Un marathon des luttes en Grèce

Carnet de route

paru dans lundimatin#372, le 27 février 2023

Un patchwork de luttes différentes mais reliées entre elles par un fil invisible et solide, ce sera l’impression que nous aura procuré cette nouvelle expédition grecque.

Après un lundi débuté au camp politique Kurde de Lavrio, et tout au long de nos pérégrinations militantes, nous parlerons luttes anticarcérales, avec la lutte en soutien à Alfredo Cospito, prisonnier politique en grève de la faim depuis plus de 100 jours.
Nous penserons autogestion, accueil des réfugié.es, nous vivrons la lutte des salarié.es de l’usine autogérée BIOME, passerons saluer les artistes en lutte et occupant le Théatre National de Grèce pour finir par brûler le projet de métro, dans une danse sauvage et festive à Exarcheia, quartier célèbre pour sa tradition de résistance.
Notre envie ici, est de d’illustrer la vivacité des luttes en Grèce, et l’énergie que procurent les interactions internationalistes.

Marche pour la libération de Abdullah Öcalan

L’envie et l’espoir sont immenses ce lundi matin, aux aurores, dans le camp politique Kurde de Lavrio, en Grèce.
On vous avait déjà parlé de ce lieu particulièrement actif dans la défense du projet de société du Rojava, dans un précédent récit.
On y est retournés, aspirés par un appel irrésistible, et sans vraiment savoir à quoi nous attendre.

Nous décidions peu avant notre voyage, de participer à une marche de 65 km organisée par des Kurdes, dans le cadre d’un appel à solidarité internationale visant à faire pression sur le gouvernement autoritaire turc, et oeuvrer ainsi pour la libération d’Abdullah Öcalan, détenu depuis 1999 dans une geôle turque.

Fondateur de la doctrine du confédéralisme démocratique, et inspiré par ses échanges durant sa détention avec l’essayiste libertaire Murray Bookchin, il est la bête noire du système incarné par le régime autoritaire turc.

Portés par un élan collectif, une cinquantaine de marcheurs et marcheuses Kurdes et internationaux, et nous-mêmes, quittons le camp ce lundi matin là, sous un ciel grec toujours aussi lumineusement azur, en dépit d’un froid claquant.
Nous marcherons donc 65 km en trois jours, c’est à la fois long et trop court, tant l’expérience est bouleversante.
Nous sommes animé.es, au gré des routes, des chemins, des collines, des villages, des villes, par une énergie intense, qui fait fi de la fatigue physique.

Les pauses thé, eau, et repas sont les bienvenues et sont le prétexte à rêvasser, somnoler, discuter, sous l’oeil sans doute bienveillant des oliviers centenaires. Eux savent, ils ont vu tant de choses s’accomplir, et tant d’autres être détruites. Leurs troncs noueux semblent nous encourager à poursuivre cette quête pour la vie et la liberté.

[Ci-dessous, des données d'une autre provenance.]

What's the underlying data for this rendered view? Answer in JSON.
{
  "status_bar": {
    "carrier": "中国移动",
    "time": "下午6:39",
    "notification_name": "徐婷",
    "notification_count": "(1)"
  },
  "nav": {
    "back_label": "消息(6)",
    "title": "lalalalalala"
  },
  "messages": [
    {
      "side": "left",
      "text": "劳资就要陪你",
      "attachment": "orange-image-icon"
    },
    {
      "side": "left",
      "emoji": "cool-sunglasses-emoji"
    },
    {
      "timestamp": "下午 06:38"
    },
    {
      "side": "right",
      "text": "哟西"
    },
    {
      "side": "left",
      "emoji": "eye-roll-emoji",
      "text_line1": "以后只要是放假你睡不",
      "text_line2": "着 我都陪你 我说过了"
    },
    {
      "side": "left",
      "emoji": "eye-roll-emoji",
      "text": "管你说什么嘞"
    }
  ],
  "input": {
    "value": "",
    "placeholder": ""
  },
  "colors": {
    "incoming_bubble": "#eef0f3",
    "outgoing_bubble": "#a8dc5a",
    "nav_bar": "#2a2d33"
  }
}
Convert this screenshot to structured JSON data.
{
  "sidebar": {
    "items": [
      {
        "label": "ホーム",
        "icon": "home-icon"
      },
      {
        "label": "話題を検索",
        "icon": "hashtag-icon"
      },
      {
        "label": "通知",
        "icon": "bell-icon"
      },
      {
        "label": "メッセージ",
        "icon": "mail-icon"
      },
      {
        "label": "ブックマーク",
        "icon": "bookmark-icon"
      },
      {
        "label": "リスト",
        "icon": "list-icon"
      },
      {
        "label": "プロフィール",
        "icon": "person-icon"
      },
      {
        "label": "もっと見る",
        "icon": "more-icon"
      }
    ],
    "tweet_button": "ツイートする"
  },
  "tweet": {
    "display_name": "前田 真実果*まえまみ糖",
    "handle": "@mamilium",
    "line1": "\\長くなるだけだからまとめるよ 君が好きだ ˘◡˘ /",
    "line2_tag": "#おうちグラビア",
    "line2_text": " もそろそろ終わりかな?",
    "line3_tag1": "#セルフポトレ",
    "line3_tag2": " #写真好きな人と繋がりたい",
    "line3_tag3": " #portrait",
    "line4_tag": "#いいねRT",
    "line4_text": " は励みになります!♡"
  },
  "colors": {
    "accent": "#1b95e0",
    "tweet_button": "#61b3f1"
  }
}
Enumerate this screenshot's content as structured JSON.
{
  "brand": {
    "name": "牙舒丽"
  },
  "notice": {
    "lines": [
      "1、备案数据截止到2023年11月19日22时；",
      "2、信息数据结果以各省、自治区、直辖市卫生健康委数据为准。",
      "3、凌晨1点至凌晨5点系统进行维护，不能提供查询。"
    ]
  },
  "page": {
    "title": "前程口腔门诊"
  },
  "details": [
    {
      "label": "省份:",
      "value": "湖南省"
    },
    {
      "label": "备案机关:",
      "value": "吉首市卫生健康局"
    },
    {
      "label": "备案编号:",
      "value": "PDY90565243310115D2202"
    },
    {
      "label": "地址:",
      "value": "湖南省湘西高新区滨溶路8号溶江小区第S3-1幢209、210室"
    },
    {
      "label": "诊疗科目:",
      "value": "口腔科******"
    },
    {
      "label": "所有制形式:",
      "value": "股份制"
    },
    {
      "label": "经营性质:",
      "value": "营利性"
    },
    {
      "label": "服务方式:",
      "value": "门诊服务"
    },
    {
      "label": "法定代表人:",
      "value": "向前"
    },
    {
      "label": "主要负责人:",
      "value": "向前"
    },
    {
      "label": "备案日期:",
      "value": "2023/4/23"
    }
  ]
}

Les soutiens des passants sont fréquents, klaxons, doigts en V, et encouragements émaillent notre parcours, un pope orthodoxe ira même jusqu’à se lever de sa chaise de café, et applaudir le cortège, en entraînant avec lui les autres personnes présentes.
Les soirées sont animées par les rires, les sourires, malgré le froid du gymnase qui accueille les marcheurs le premier soir. Le théâtre dans lequel nous dormirons le lendemain sera même l’occasion d’exprimer spontanément nos “talents” cachés de comédie et de chant. Finalement c’est aussi cela l’autogestion.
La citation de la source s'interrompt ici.